Als der schwer erkrankte Köhler wenig später mit seiner Familie auf der Tribüne sitzt, stoppen Spieler die laufende Zweitligapartie, streifen sich Trikots mit Köhlers Nummer 7 über, entrollen ein Banner: «Eisern bleiben Benny».
Köhler schafft nach Chemotherapien «mit bewundernswerter Energie» (Unions damaliger Sportchef Helmut Schulte) wieder die Rückkehr auf den Fußballplatz, wird von den Fans gefeiert. «Ich habe gar keine Probleme mehr und gehe jedes halbe Jahr zur Vorsorgeuntersuchung. Die Abstände werden immer größer», sagt er über seinen derzeitigen Gesundheitszustand. «Man muss vom Kopf her abschließen, es kann immer wieder kommen – aber ich mache mir da keine Gedanken.»

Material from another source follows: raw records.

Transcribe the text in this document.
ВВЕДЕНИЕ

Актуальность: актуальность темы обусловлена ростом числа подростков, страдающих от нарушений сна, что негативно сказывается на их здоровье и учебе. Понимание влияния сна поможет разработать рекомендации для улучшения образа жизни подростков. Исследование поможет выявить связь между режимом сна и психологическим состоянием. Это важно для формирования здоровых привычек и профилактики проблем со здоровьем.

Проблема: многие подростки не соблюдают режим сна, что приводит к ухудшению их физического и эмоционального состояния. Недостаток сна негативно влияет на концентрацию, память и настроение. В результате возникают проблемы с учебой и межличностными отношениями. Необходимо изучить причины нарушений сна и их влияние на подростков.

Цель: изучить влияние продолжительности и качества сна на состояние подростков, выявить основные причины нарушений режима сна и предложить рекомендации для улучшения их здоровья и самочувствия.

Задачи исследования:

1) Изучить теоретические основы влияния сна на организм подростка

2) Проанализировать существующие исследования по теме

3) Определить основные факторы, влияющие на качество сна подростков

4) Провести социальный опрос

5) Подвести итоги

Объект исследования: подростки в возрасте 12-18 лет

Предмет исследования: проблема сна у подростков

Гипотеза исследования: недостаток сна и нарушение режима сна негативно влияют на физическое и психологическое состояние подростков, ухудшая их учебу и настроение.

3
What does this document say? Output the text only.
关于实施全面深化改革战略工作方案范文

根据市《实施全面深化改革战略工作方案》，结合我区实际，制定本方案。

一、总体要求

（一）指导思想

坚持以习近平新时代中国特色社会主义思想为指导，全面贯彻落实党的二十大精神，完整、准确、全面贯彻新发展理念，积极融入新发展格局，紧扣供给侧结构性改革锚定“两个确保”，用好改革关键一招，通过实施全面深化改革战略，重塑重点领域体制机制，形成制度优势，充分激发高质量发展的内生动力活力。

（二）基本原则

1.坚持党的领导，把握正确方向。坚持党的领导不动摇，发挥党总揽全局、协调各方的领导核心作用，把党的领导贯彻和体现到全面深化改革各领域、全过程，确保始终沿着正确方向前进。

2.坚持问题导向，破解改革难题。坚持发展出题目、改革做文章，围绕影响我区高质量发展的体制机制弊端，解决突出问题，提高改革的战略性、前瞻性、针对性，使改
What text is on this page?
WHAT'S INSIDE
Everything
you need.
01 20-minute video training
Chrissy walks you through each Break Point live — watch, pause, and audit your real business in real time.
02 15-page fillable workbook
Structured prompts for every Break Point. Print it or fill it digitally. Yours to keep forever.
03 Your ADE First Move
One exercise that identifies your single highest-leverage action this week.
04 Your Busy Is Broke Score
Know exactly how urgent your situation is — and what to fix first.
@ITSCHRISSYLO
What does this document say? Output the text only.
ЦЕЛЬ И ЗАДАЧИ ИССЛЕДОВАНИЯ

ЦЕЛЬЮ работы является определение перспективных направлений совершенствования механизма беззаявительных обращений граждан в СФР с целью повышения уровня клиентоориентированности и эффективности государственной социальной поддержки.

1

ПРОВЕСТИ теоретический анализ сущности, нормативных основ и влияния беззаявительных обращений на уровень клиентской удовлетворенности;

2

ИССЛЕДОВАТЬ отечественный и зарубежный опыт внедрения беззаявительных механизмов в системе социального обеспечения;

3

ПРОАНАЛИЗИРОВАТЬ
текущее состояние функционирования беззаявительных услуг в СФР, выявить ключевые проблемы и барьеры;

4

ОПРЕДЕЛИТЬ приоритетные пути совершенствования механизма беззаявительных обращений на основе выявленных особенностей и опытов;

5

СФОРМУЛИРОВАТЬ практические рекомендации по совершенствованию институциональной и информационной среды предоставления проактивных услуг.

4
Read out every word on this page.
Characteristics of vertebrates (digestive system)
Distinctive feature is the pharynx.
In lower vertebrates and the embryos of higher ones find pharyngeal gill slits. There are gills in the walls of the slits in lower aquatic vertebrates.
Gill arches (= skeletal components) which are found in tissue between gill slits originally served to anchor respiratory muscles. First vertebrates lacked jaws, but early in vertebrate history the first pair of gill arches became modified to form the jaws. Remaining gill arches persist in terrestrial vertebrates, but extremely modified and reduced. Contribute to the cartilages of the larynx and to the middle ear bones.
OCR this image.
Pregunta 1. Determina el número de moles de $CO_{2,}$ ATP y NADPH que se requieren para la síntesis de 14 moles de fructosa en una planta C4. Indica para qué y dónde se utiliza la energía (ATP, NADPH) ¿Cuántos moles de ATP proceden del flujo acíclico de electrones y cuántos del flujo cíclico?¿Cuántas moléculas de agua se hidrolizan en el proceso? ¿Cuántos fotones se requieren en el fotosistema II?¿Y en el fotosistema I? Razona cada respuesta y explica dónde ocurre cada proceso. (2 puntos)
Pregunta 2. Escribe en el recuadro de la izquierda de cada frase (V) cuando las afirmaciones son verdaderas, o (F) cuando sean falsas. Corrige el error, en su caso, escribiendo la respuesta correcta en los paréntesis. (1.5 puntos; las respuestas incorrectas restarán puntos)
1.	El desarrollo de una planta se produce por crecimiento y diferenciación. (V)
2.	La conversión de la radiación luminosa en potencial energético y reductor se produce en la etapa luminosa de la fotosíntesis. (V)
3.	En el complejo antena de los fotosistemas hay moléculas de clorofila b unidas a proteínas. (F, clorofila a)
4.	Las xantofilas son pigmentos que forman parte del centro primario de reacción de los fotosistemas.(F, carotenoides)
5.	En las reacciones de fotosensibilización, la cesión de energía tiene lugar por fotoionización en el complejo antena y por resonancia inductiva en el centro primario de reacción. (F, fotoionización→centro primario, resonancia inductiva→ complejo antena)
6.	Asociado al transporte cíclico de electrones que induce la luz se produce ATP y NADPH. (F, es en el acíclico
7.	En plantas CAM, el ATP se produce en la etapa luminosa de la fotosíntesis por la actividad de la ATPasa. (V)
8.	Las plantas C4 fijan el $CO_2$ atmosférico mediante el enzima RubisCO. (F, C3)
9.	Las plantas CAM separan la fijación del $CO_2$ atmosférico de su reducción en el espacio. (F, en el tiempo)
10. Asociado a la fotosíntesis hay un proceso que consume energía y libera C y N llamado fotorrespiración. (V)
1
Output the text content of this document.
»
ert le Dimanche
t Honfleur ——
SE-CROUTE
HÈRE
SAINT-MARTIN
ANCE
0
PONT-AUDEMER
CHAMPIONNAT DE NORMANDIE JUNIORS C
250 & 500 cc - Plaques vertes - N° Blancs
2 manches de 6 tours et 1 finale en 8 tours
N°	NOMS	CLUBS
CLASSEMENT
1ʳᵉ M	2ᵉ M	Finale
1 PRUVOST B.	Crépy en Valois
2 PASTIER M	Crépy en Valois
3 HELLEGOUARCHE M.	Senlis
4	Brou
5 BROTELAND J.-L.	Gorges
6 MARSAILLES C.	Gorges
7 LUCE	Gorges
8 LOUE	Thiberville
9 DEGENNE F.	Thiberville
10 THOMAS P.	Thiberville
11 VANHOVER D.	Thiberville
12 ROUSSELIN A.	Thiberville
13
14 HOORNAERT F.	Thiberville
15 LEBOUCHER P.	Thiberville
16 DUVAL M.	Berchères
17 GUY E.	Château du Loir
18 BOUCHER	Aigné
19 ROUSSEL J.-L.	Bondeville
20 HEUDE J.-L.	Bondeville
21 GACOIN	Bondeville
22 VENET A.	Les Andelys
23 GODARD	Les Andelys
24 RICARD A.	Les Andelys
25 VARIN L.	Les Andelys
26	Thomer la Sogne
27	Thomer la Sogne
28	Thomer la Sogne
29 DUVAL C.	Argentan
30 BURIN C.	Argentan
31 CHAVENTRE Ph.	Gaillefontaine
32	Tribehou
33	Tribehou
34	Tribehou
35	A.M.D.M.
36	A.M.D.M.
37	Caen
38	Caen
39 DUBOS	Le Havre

Köhler ist so fit, dass er auch weiter noch zum Spaß kickt, beim Traditionsmasters vor knapp einem Jahr erhält er den «Preis für besondere Leistungen». Auch dieses Jahr wird er wieder mit alten Union-Kumpels in der Halle auflaufen. «Früher wollte man so lange spielen wie möglich, jetzt reichen ein, zwei Minuten», sagt er augenzwinkernd.
Sein Café, für das sein Berater den Anstoß gab, liegt nun zwischen einem Geschenkeladen und einer Lotto-Annahmestelle. Dass Ex-Fußballer einen Kiosk betreiben, ist seit den 70er Jahren aus der Mode gekommen – doch auch Köhler muss die Frage vieler ehemaliger Profis beantworten: «Was mache ich nach der Karriere? Die meisten haben das Privileg, erstmal ein paar Jahre nichts zu machen, weil sie gut verdient haben», sagt er. «Wenn du aber mehrere Jahre nichts machst, wird das Geld auch nicht mehr. Bei mir hat es mit dem Eiscafé gepasst, meine Frau ist Italienerin. Und ich bin der Typ, der sagt: „Komm, dann machen wir das. Mal gucken, ob es funktioniert.“ Wenn nicht, dann ist es eben so.»
Einen beruflichen Traum hat der neue Eis-Fachmann dabei noch: «Wir hatten auch überlegt, eine Filiale in Dubai zu eröffnen», sagt er über sein Lieblingsurlaubsziel. «Aber das ist noch weit weg.» Irgendwann könnte dann aber auch am Persischen Golf ein Union-Trikot mit der Nummer 7 hängen.